1. Une information fiable
Les familles ont souligné un point simple : lorsque la
situation est accablante, la clarté devient en elle-même une forme de soutien
émotionnel. Les parents ont insisté sur la nécessité d’une communication
honnête et directe, même lorsque la vérité est douloureuse.
Comme l’a exprimé un parent :
« Soyez direct, soyez honnête… donnez aux parents tous les faits pour qu’ils
puissent prendre les meilleures décisions. » (Parent, cohorte 2)
Les cliniciens ont également reconnu l’importance de rester
disponibles pour un suivi. Certaines familles ont mentionné que pouvoir
recontacter le médecin par e-mail ou par téléphone apportait un réconfort à la
fois pratique et émotionnel, au moment d’intégrer les nouvelles informations.
2. Temps, espace, présence
L’une des demandes les plus universelles des familles était
simple : ne nous pressez pas.
Des parents ont décrit combien il était difficile de
recevoir une mauvaise nouvelle puis de voir le médecin quitter rapidement la
pièce. L’un d’eux a déclaré :
« Ne m’annoncez pas une mauvaise nouvelle pour ensuite partir en courant…

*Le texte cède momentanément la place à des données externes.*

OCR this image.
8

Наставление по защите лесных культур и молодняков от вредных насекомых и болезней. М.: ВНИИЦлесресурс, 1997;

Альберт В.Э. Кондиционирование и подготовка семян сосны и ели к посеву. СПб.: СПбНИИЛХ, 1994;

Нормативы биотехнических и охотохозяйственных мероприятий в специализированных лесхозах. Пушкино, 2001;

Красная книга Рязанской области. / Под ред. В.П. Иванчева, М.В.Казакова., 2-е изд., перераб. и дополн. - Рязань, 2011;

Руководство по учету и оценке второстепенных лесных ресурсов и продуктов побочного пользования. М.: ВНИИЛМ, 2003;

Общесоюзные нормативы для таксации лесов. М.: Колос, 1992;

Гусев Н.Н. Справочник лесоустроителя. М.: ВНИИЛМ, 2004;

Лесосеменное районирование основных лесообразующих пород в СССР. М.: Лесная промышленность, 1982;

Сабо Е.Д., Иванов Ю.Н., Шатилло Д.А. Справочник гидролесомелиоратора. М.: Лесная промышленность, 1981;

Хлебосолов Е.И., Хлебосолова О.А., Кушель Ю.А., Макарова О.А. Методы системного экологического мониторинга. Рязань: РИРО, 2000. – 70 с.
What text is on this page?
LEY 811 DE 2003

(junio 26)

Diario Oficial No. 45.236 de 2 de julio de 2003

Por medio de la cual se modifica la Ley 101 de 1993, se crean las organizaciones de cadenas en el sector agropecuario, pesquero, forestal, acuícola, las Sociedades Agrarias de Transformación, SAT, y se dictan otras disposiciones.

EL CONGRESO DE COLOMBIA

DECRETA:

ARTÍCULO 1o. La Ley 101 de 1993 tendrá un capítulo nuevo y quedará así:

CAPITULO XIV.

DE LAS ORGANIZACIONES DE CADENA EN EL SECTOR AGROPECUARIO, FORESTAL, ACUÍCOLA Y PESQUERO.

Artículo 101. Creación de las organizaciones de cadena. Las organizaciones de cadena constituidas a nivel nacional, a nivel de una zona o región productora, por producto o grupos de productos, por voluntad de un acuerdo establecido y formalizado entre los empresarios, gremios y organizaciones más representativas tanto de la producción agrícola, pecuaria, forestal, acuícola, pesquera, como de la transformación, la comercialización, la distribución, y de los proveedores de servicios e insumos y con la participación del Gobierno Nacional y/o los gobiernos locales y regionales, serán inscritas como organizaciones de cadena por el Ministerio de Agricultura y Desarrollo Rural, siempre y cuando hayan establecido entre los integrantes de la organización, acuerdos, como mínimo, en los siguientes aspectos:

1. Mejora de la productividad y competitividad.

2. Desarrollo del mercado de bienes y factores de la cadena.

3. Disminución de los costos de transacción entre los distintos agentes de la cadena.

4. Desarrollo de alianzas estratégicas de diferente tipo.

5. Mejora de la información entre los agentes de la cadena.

restez avec moi jusqu’à ce que nous puissions nous ressaisir. » (Parent,
cohorte 3)
Les patients souhaitaient disposer d’un espace privé et
calme pour assimiler l’information, sans discussion dans le couloir ni
interruption. Certains adolescents demandaient même que le médecin sorte
brièvement afin de pouvoir reprendre contenance avant de poursuivre.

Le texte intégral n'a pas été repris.